Role Play, salah satu karya I Made Toris Mahendra yang dipamerkan dalam pameran tunggal "Hidden Passion".
Oleh Kuss Indarto
(Catatan ini termuat dalam katalog pameran tunggal I Made Toris Mahendra, "Hidden Passion". Pameran ini berlangsung selama sebulan mulai tanggal 19 Februari 2012, di Galeri Apik, Jakarta)
I Made Toris Mahendra,
saya kira, belum atau tidak pernah menabalkan diri sebagai seorang laki-laki
(aktivis) feminis atau male feminist.
Dia, barangkali, juga tak mengenal, atau bahkan tak tahu, nama-nama besar nan
“seram” semacam Mary Woolstonecraft, Betty Friedan, Dorothy Dinnerstein, Simone
de Beauvoir, Iris Young, Helene Cixous, Luce Irigaray, Julia Kristeva, Vandana
Shiva, Maria Mies, dan berderet-deret lagi para pemikir feminisme dunia, entah
itu feminisme liberal, feminisme radikal, feminisme Marxis-Sosialis, feminisme
eksistensialis, feminisme posmodern, ekofeminisme, dan lainnya.

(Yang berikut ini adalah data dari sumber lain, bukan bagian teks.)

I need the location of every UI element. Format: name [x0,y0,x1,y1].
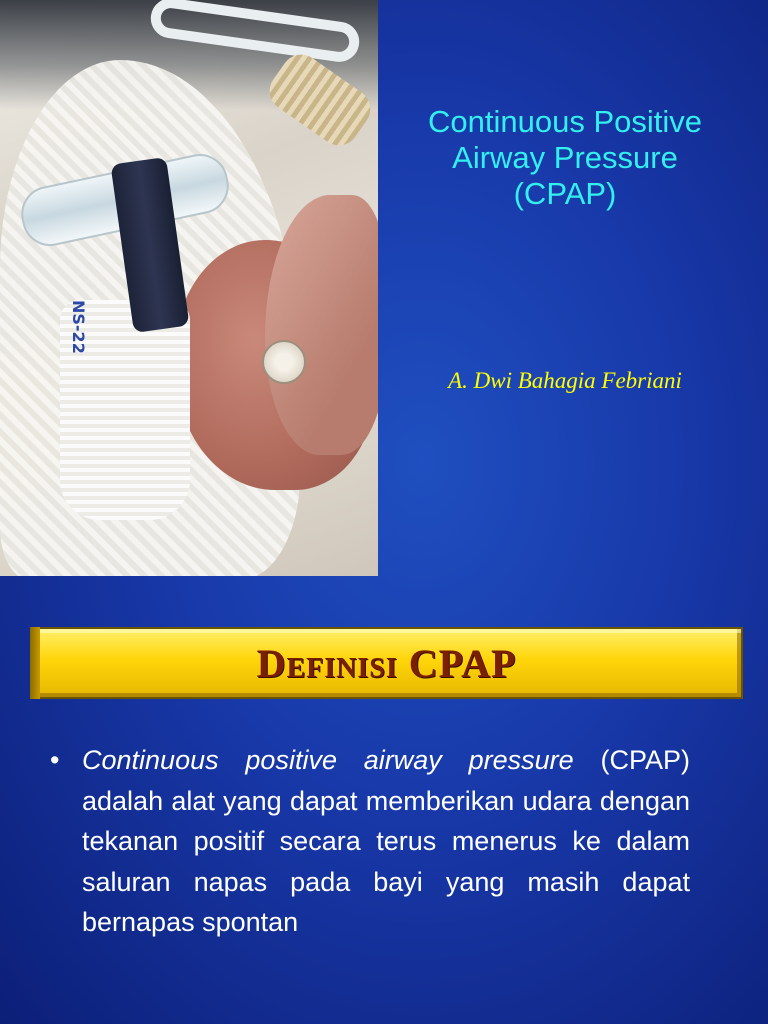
bullet-dot-icon: • [50,745,60,775]
slide-title [380,104,750,212]
title-line-2: Airway Pressure [452,140,678,175]
title-line-1: Continuous Positive [428,104,702,139]
cpap-infant-photo [0,0,378,576]
bullet-lead-italic: Continuous positive airway pressure [82,745,574,775]
section-heading: Definisi CPAP [256,640,517,686]
monitor-sensor [262,340,306,384]
bullet-text [82,740,690,943]
heading-banner [30,627,743,699]
hat-label: NS-22 [69,300,88,354]
bullet-rest: (CPAP) adalah alat yang dapat memberikan udara dengan tekanan positif secara terus menerus ke dalam saluran napas pada bayi yang masih dapat bernapas spontan [82,745,690,937]
bullet-item [50,740,690,943]
author-name: A. Dwi Bahagia Febriani [448,368,682,393]
title-line-3: (CPAP) [513,176,617,211]
caregiver-hand [265,195,378,455]
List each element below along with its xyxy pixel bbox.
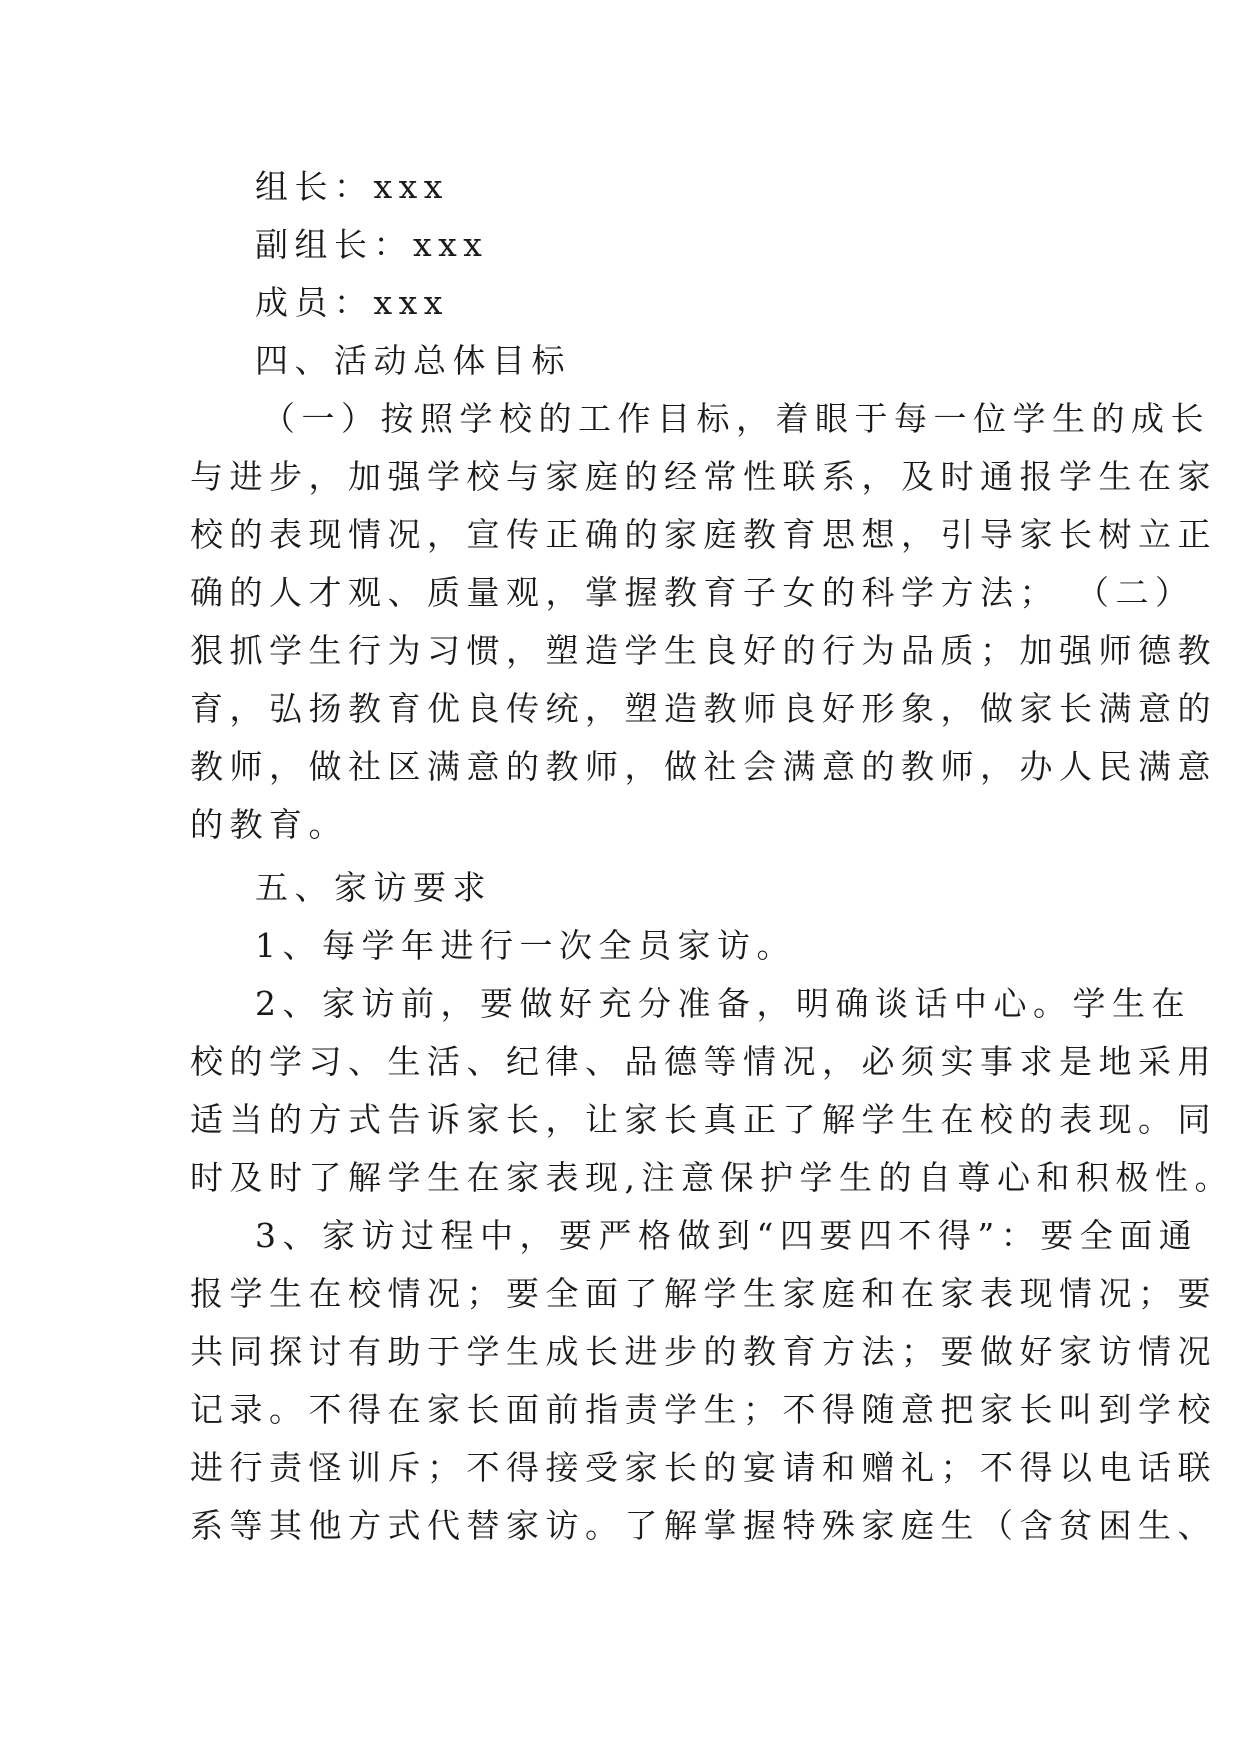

Dia, barangkali juga, melewatkan
perhatian pada nama-nama aktivis atau pemikir feminisme lokal yang sesekali
berkelebat disebut media massa seperti Ratna Megawangi, Gadis Arivia, Maria
Hartiningsih, Maria Pakpahan, Mariana Aminudin, dan segudang nama lainnya. Dia
bisa jadi juga tak banyak tahu bagaimana peta ataupun titik hubung antara
dataran teoritik yang diproduksi oleh para pemikir feminisme itu dan derivatnya
di tingkat praktik yang dibawa oleh para aktivis di diskusi-diskusi yang rumit
ataupun pada demonstrasi yang memacetkan jejalanan itu.
Tapi justru di sinilah
titik menarik dari garis pemikiran perupa Toris, nama panggilan karib seniman
ini, yang terepresentasikan lewat bahasa visual. Belasan karyanya berupa lukisan
yang tengah dieksposisikannnya ini, dalam gradasi tertentu, memberi nilai dan
makna yang selaras dengan pemikiran para feminis dalam menyoal hak-hak dan
nilai-nilai keperempuanannya, tentu dengan cara pandang khas Toris sebagai
seorang perupa—dan, terlebih lagi, berjenis kelamin laki-laki. Memang tak semua
karya secara tegas mengusung nilai-nilai yang diuar-uarkan oleh para feminis
itu, namun jejak-jejaknya cukup membekas pada beberapa karya. Tak ada runtutan
kajian ilmiah dan akademis tentang perlawanan terhadap kultur patriarki yang
dominatif terhadap perempuan, tapi secara tersamar atau tegas pada beberapa
karya, Toris mencoba mengorek pengalaman batinnya untuk mengungkapkan hal
serupa dengan pendekatan estetik.
Budaya
dan Kuasa Laki-laki
Sebelum jauh menyimak
karya-karya Toris, sekilas bisa kita segarkan ingatan tentang praktik dominasi
patriarki. Seperti kita tahu, kalau dikuak lagi dalam perspektif historis ihwal
superioritas dan dominasi laki-laki atas perempuan bisa dirunut mulai dari
kisah penciptaan manusia dalam kitab suci yang sangat umum dikenal: Adam
diciptakan terlebih dahulu, dan Hawa dimunculkan dari tulang iga sang Adam.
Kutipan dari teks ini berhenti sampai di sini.